The Sanger sequencing method was first developed in the early 1990s by the English biochemist, Frank Sanger. It relies on capillary electrophoresis technology in which each nucleotide is assigned a unique fluorescent marker. Sanger sequencing is very accurate, but it can only sequence a single strand of DNA at a time. On the other hand, NGS is an improvement on Sanger sequencing in that it allows for the sequencing of many DNA or RNA strands simultaneously. Currently, several NGS platforms exists (i.e Oxford Nanopore, Illumina, PacBio) each of which allow the users to sequence with a different resolution, accuracy and sample turn out. In the field of virology, NGS has been widely used to identify and characterize viruses in a sample without prior knowledge of the virus sequence (i.e. non-specific or PCR-free sequencing). This has resulted in a recent increase of viral discovery in samples from humans, animals, plants, deep sea sediments and more. NGS technologies can also be used in targeted methods, like the sequencing of PCR products, in which the high throughput results of the sequencing can reveal the complex composition of a viral population in a sample.

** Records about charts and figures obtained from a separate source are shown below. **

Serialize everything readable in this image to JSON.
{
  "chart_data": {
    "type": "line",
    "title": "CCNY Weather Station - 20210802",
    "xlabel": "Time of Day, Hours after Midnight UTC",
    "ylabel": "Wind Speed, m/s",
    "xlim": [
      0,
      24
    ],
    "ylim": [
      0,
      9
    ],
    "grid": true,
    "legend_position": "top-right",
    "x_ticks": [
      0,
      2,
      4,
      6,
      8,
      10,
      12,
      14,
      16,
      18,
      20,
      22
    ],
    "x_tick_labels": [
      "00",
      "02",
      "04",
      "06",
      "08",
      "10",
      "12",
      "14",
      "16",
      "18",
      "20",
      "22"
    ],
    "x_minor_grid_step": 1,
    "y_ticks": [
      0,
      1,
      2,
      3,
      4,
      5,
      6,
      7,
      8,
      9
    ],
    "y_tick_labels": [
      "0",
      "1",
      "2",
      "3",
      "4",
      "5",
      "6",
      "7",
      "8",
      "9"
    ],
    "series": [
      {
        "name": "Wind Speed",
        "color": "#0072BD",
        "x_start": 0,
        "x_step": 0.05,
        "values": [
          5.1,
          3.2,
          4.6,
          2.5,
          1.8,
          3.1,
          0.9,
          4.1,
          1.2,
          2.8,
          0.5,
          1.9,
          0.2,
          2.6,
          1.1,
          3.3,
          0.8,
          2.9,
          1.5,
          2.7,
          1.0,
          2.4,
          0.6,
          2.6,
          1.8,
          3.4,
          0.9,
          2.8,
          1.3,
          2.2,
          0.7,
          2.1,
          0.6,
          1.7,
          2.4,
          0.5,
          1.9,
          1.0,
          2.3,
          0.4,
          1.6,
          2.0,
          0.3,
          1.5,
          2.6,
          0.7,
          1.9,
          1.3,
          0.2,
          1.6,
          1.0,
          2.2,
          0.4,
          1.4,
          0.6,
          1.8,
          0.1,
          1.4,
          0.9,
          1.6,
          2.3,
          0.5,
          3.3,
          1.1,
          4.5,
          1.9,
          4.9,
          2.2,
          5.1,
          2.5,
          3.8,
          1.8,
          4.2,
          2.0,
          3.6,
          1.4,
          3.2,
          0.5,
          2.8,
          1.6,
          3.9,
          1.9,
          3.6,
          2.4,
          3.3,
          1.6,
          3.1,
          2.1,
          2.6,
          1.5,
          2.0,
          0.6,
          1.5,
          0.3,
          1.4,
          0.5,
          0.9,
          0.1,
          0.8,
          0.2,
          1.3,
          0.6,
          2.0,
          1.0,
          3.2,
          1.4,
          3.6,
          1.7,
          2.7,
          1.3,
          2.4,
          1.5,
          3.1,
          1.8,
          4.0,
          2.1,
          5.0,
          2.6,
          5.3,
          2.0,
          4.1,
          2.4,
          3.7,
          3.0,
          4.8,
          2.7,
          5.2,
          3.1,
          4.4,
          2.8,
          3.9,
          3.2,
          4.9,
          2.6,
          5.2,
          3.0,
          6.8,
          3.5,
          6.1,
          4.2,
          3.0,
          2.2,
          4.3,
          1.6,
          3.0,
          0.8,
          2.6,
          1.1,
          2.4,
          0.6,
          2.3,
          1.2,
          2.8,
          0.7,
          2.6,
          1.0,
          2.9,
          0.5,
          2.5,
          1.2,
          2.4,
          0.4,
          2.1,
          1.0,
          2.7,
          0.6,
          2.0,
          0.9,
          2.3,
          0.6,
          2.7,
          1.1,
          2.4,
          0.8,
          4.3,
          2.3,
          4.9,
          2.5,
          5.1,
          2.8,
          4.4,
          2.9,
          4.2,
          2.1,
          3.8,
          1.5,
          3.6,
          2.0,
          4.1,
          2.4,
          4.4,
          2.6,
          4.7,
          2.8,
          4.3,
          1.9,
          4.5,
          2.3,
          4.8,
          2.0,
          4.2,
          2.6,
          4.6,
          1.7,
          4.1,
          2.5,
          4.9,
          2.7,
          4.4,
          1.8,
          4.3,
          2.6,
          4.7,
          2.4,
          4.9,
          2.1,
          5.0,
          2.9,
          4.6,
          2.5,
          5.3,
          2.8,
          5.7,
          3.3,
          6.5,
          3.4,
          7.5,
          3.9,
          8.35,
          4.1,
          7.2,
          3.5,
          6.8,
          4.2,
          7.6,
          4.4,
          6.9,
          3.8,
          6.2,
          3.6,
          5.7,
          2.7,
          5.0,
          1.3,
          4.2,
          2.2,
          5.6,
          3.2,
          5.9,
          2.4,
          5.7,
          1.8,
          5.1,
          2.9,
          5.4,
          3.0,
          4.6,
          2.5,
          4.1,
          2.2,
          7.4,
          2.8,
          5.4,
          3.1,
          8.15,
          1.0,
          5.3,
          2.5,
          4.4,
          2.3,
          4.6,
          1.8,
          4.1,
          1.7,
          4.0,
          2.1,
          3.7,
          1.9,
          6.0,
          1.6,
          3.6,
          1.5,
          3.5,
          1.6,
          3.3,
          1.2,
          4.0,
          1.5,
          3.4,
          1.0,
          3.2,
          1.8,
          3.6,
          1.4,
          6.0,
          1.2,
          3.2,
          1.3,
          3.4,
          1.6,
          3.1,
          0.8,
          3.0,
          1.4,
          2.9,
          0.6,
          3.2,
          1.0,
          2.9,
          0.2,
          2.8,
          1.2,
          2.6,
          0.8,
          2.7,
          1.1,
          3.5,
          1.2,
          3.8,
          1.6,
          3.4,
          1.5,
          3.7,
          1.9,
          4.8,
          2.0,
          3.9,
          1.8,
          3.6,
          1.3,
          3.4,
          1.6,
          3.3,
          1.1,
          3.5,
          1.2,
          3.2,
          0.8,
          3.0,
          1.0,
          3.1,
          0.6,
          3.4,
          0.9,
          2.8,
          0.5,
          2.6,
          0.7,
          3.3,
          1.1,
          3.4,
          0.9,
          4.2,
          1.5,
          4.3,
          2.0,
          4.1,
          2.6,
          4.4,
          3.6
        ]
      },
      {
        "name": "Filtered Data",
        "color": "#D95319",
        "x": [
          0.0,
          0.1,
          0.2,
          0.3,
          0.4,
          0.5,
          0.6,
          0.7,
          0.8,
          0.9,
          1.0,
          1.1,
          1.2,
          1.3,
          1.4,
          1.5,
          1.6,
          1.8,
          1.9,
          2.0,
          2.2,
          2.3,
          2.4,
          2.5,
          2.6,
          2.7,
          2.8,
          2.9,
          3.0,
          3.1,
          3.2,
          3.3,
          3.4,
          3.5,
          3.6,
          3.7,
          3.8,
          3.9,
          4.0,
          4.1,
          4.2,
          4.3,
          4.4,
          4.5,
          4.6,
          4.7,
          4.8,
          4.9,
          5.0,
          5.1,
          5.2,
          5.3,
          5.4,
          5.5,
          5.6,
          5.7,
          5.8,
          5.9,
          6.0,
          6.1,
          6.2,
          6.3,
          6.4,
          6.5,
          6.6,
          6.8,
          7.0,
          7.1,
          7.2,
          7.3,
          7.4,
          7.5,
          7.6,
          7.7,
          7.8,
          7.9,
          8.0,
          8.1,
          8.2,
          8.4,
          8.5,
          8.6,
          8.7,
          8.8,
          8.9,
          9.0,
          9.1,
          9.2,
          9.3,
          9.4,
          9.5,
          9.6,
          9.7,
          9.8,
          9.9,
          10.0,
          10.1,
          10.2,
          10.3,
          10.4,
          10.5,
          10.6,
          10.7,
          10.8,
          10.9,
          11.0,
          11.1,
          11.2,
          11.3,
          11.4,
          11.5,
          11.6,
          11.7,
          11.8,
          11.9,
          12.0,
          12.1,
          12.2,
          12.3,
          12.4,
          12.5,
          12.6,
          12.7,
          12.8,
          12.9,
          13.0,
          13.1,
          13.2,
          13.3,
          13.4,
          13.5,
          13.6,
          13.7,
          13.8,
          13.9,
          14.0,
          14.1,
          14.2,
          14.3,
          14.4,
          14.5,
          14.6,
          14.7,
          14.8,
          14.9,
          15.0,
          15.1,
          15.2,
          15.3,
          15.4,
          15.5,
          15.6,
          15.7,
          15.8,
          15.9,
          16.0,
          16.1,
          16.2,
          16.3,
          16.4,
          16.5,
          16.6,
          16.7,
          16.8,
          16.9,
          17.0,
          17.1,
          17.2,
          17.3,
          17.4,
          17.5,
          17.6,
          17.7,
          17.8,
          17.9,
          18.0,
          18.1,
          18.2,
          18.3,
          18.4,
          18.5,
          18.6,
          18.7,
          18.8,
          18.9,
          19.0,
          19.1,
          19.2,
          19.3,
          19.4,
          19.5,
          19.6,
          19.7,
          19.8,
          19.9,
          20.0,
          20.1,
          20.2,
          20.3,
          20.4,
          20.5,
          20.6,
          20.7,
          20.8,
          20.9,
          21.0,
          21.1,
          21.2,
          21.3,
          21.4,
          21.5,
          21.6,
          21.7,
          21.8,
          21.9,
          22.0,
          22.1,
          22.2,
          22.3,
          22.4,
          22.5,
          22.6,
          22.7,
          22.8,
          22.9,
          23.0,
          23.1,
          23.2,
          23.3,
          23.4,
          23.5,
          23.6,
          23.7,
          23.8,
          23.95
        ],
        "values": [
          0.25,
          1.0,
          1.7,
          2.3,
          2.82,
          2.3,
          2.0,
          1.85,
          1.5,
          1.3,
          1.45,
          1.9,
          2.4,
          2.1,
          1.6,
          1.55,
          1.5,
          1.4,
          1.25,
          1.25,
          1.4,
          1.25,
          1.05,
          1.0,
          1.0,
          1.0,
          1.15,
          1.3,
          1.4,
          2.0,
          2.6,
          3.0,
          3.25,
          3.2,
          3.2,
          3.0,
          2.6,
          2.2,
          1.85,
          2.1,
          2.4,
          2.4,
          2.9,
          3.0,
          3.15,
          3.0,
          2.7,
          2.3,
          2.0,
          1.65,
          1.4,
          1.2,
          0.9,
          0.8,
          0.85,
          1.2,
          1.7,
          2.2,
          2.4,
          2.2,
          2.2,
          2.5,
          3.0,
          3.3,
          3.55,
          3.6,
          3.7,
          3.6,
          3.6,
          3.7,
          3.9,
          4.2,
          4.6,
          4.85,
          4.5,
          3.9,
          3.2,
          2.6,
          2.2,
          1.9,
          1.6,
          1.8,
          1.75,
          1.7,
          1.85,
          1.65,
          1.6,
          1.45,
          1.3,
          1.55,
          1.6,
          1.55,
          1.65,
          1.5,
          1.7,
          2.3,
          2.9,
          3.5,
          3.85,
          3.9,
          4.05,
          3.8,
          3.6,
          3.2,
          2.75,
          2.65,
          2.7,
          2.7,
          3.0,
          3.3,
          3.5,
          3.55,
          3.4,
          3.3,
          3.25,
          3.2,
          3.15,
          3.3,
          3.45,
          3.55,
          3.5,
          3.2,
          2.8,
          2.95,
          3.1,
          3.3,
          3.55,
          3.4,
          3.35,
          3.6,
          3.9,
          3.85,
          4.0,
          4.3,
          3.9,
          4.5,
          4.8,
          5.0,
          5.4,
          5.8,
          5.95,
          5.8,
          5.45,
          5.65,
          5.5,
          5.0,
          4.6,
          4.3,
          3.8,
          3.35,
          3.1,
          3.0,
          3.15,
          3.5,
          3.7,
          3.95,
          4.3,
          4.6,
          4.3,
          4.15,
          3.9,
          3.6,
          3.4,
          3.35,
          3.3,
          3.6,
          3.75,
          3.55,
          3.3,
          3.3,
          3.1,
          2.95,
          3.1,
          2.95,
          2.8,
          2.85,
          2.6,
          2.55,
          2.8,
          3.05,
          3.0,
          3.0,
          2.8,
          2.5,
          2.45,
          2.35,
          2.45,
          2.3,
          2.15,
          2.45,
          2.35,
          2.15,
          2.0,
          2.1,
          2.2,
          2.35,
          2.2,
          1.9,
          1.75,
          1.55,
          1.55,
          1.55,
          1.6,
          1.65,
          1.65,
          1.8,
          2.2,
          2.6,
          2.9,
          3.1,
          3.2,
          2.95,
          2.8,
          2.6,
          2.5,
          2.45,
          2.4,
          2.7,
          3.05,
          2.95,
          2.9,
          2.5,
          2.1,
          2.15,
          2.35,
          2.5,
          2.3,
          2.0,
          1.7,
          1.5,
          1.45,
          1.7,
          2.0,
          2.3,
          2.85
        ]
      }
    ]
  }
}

Comparison of Sanger Sequencing and Next Generation Sequencing
Sanger Sequencing |
Next generation sequencing |
|
Benefits |
● Can run a sample in 24 hours
● Cost Effective ● 1-20 targets ● 99.9% accurate |
● Higher sequencing ability
● Higher discovery power ● Higher mutation resolution (ability to catch the mutations of DNA strains) ● Higher sample turn out ● Can run millions of DNA fragments |
Challenges |
● Low sensitivity
● Low discovery power ● Not as time efficient ● Unable to meet higher output demands |
● High initial cost
● Lower accuracy rate ● Error rates range between 0.1 and 1% |
Our work in the Whittaker lab is shifting from Sanger sequencing to NGS to allow us to detect subtle variations in viral populations within an affected cat. NGS technology has also allowed us to analyze larger portions of the viral genome to study a wider variety of genes and genetic changes that are suspected to be associated with the transition to FIP. We are currently using the Oxford Nanopore sequencing technology, which has a convenient portable sequencing machine (the MinION) in which it is possible to see sequencing results in real time. We have used this technology to sequence specific regions of interest in the Spike protein of feline coronavirus to develop a risk assessment test to aid in the diagnosis of FIP.